Пусто. Неудача заставляет разочарованно скривится — неужели облом? Анюта добавляет пессимизма:
— Слушай, а может он вообще его стер отсюда, а?
Не поддаюсь на паникерские провокации:
— Да нет, Шульгин здесь, я гадом буду…. Слушай, а может он не по фамилии и имени вбил?
— А как?
— Ну, я не знаю, может у этого Паши какая-то кличка была там…
Сомова берет чашку со стола, отпивая чай, так что фантазировать приходится в одиночестве:
— Я не знаю…Кирпич, Шкет, Хряпа… хэ…
Мы дружно ржем, шикая друг на дружку и поглядывая на дверь спальни.
— Тихо.
— Ну, вот смотри.
Выше Шульгина, например, записан Шулер 8915 3958…
— Вот, кто такой шулер? Может быть, это и есть Шульгин.
Анюта в растерянности трет шею:
— М-м-может… А как же мы узнаем? Что, всю тысячу номеров обзванивать, что ли?
Ну, почему, тысячу. Вряд ли Паша скрывается под псевдонимом Ярослава Дмитриевна.
— А что, есть варианты?
Сомова дергает удрученно плечом, отворачиваясь, и я слезаю с придиванного модуля, отправляясь за блокнотом.
— Так…
Анюта тут же вскидывается, может, решила, что я спать:
— Ты куда, а?
Шлепая тапками по полу, отправляюсь в прихожую к стенному шкафу. Оттуда оглядываюсь на подругу сквозь полки:
— Надо все это быстренько переписать.
— Переписать? Ты что, с ума сошла? Тысячу номеров переписывать вручную, что ли?
Я уже возвращаюсь:
— Ну, если ты мне поможешь, тогда пятьсот!
Плюхаюсь на прежнее место, а лицо Сомовой становится совсем грустным:
— Ну, слушай, это мы будем до утра колупаться с этим.
И что? Укоризненно смотрю на подругу:
— Ясно, спасибо за помощь Аня.
— Не, ну, Марго, что ты сразу в бутылку лезешь, конечно, я тебе помогу. Ну, давай мне ручку.

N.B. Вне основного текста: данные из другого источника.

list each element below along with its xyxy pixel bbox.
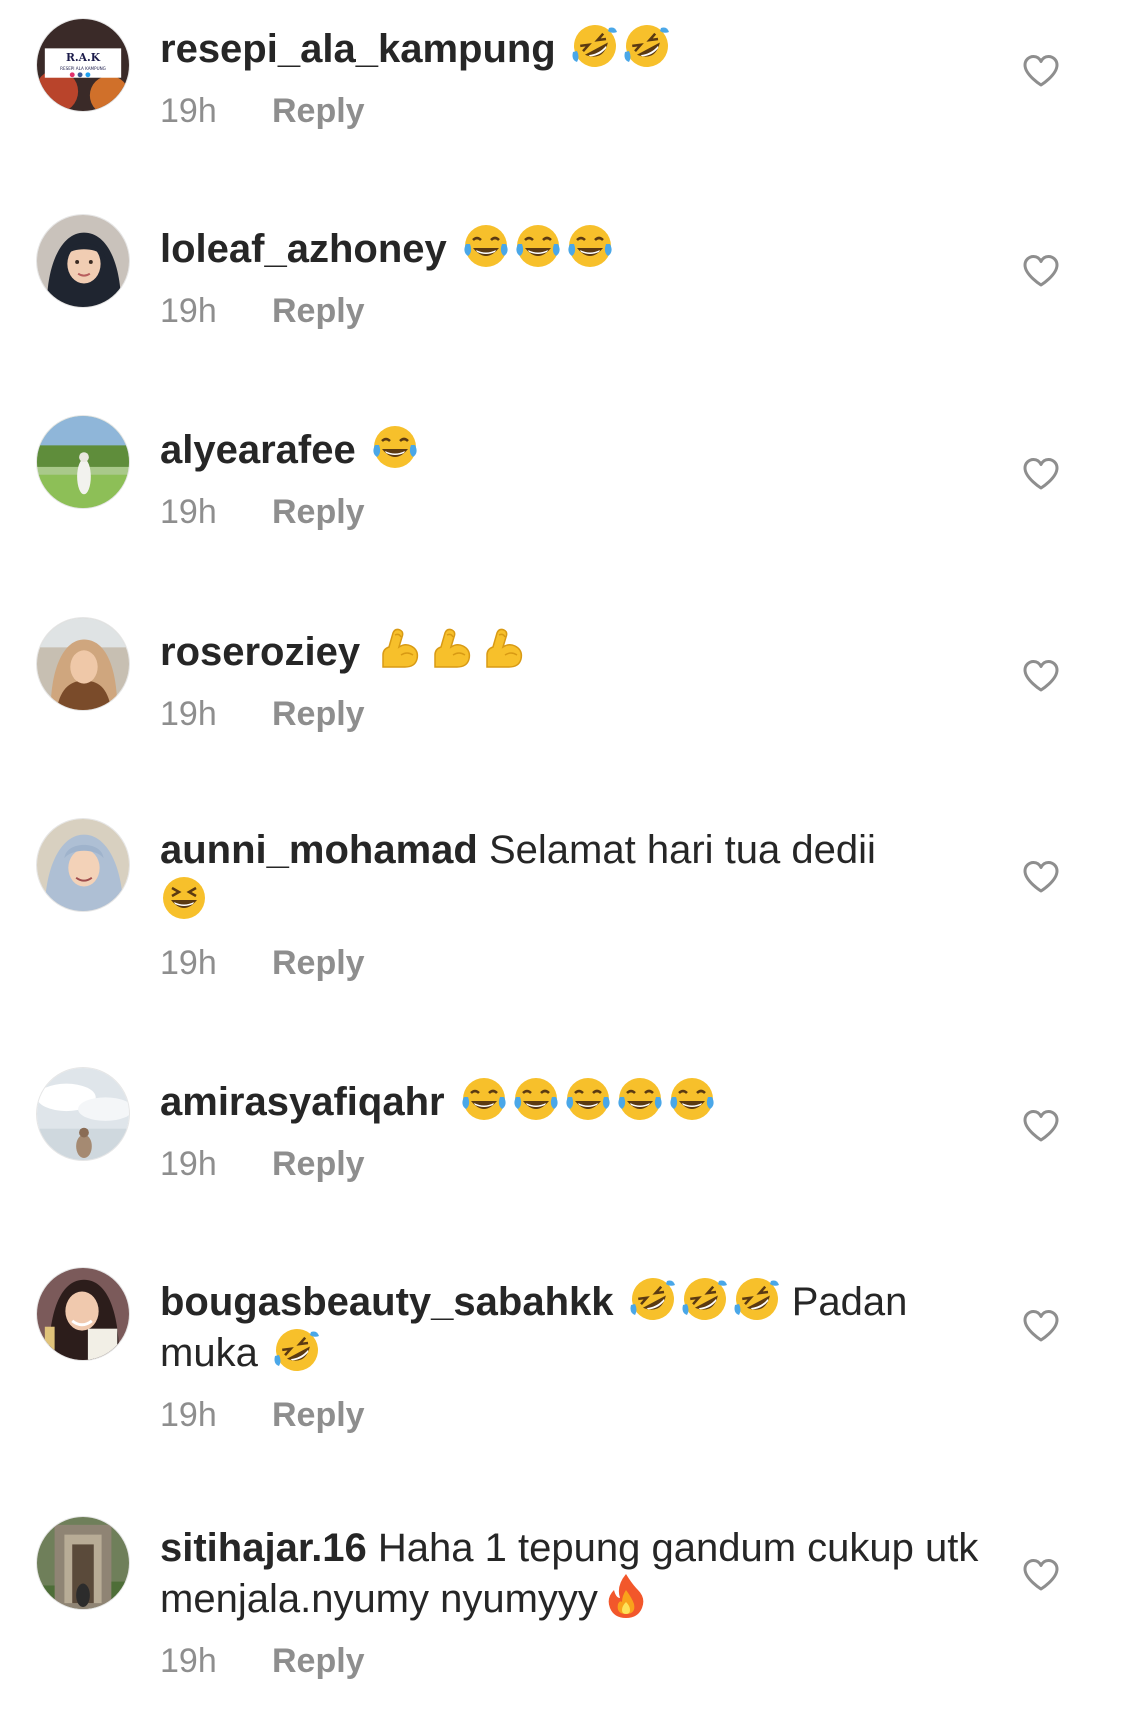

С другой стороны, если на каждую запись тратить 15 секунд, это будет 240 номеров в час. Часа за три — четыре уложимся. Тут же приходит на ум другая идея.

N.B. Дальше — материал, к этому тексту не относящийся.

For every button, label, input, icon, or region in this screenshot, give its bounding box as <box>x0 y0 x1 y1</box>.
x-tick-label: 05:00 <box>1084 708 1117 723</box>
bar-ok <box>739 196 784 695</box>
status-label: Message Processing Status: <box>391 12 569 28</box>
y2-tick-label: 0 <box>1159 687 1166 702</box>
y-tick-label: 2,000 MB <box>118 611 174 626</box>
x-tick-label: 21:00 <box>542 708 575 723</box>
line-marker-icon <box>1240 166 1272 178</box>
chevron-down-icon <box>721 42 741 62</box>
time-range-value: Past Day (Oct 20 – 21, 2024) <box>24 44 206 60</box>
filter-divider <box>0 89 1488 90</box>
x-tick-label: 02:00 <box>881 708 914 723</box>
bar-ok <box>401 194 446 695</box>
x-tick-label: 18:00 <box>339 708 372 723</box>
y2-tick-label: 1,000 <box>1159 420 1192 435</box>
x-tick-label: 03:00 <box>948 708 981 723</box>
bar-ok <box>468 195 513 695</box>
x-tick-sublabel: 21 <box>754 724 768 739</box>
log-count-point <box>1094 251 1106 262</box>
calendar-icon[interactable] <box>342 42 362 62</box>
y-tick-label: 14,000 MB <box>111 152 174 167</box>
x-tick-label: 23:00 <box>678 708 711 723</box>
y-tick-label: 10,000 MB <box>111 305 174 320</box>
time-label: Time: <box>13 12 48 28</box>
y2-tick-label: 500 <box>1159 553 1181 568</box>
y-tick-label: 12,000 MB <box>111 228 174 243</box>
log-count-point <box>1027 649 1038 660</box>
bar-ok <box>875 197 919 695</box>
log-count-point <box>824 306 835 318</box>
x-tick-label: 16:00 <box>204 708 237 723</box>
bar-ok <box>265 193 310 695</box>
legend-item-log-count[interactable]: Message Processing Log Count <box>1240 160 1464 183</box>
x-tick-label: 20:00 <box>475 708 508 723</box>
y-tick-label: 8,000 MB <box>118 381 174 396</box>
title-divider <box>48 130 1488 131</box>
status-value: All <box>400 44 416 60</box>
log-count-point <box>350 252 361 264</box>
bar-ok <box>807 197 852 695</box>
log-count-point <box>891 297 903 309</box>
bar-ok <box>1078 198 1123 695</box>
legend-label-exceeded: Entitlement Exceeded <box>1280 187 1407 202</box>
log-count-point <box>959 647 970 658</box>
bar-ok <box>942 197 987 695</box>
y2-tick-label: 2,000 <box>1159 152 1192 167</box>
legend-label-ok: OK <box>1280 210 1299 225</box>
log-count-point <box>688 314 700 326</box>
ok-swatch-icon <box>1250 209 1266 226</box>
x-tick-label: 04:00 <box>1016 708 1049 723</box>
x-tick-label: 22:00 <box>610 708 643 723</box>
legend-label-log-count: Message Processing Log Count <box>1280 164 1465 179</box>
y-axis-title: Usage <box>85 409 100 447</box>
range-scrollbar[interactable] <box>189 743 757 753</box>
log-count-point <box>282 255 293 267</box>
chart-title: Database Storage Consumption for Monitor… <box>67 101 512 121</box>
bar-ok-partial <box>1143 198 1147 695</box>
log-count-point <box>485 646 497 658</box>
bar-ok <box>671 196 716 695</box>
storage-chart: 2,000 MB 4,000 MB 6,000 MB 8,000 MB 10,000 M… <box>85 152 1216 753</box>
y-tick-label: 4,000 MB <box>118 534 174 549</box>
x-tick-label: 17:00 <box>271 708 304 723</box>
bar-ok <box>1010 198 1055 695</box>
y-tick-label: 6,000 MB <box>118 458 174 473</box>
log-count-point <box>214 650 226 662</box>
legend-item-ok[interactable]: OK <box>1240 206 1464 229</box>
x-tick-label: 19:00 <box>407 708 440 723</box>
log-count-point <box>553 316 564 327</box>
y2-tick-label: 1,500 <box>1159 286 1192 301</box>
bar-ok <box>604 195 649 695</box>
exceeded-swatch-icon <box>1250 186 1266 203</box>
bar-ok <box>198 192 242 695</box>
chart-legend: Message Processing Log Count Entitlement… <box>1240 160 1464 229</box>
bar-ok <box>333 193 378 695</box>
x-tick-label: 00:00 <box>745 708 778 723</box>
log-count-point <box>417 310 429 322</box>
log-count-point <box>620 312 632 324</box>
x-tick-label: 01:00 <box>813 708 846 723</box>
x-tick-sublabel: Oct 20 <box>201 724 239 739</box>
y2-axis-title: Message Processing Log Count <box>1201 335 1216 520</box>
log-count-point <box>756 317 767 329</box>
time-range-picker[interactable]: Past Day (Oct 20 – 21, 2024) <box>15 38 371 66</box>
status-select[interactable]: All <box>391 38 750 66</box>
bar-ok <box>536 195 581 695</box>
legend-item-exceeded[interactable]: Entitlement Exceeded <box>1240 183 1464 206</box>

— Слушай, стоп — машина! А давай ты мне в другом поможешь.
— Давай. А в чем?
Прищурившись, молчу — если утром отвлечь Аксюту, я бы могла взять гаджет в издательство. И спокойно отзвониться. План действий разрабатываем быстро и через 15 минут я уже снова, по отработанному сценарию, стелю себе в гостиной, раскладывая на диване подушки и плед — пьянству бой и никаких эротических послаблений.